6 or more Afghan civilians die in NATO airstrike
KABUL — A NATO airstrike on a compound in southwestern Afghanistan killed a family of six, a local tribal leader said Thursday, despite orders from the top U.S. commander to avoid airpower if civilians are at risk.
The U.S. military said the airstrike occurred after troops came under fire from the compound late Wednesday.
There were conflicting reports about the attack, which took place in southern Helmand province, a Taliban stronghold.
A British military spokesman, Lt. Col. Nick Richardson, said there were unconfirmed reports that 12 people were killed — including six children, two women and four militants.
Ghulam Mohammad Khan, a tribal leader, said the dead included a farmer, his wife and four children, as well as three “guests.”
Civilian deaths have been a source of friction between President Hamid Karzai and U.S. military commanders and have infuriated many ordinary Afghans, who claim international soldiers use heavy-handed tactics.
The commander of U.S. and NATO forces, Gen. Stanley McChrystal, has made protecting innocent Afghans a priority since taking command this summer and has ordered troops to limit airstrikes.
“We must protect the Afghan people from all threats — from the enemy, from our own actions,” McChrystal said in a speech Thursday in London. “We are going to have to do things dramatically differently, even uncomfortably differently in the way we operate.”
The general did not directly address the deaths in Helmand.

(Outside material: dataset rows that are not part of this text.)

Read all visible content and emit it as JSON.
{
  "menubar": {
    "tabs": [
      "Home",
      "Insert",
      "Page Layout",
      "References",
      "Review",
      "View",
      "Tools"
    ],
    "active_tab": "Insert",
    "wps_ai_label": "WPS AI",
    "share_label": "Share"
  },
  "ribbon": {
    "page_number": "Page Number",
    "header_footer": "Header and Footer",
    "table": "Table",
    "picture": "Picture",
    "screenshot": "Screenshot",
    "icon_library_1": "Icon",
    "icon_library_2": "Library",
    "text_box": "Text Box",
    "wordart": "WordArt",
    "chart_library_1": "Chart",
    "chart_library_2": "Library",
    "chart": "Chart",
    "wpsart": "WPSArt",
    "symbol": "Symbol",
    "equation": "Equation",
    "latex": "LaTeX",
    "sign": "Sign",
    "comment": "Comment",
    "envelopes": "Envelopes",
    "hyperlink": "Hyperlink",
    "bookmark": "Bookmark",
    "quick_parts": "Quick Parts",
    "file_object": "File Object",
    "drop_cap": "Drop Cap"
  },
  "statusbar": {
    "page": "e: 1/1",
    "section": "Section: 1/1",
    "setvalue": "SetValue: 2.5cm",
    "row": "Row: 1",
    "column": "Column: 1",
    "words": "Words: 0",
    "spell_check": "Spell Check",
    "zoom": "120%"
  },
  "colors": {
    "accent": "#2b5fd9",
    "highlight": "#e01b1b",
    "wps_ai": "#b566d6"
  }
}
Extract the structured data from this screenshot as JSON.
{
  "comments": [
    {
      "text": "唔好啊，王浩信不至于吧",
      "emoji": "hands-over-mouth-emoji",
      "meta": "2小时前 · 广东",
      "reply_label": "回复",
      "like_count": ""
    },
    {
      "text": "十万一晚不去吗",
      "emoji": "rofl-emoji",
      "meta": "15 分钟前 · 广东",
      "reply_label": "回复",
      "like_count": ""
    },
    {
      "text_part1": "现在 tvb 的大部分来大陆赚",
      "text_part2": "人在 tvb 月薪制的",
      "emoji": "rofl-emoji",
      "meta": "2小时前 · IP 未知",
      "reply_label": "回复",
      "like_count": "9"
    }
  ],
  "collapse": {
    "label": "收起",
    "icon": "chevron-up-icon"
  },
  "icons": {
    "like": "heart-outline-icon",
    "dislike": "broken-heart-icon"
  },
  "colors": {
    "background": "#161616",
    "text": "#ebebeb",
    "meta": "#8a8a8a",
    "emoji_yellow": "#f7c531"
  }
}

In Logar province, in eastern Afghanistan, a spokesman for the governor said villagers claimed a U.S. operation overnight killed an innocent shopkeeper and complained that American forces had wrongly detained three civilians. Din Mohammad Darwesh, the spokesman, said villagers were refusing to bury the shopkeeper’s body, in order to prove his innocence, and demanding the release of the three men.
The United Nations says a total of 1,500 civilians were killed in Afghanistan from January through August, up from 1,145 for the same period of 2008. About 68 percent of the deaths were due to the insurgents, a U.N. report released last weekend said.
Also Thursday, a U.S. military helicopter made an emergency landing after coming under rocket-propelled grenade fire in eastern Afghanistan’s Nangahar province, U.S. military spokeswoman Capt. Regina Willis said.
There were no serious injuries, she said.
President Barack Obama is considering whether to send thousands more U.S. troops to Afghanistan to confront a growing Taliban-led insurgency.
Top military commanders and congressional Republicans are pushing for a troop increase, but there are divisions within the Obama administration on whether to escalate the U.S. presence.
White House officials say it may take weeks more before the president decides whether to overhaul the U.S. strategy in Afghanistan or send more troops.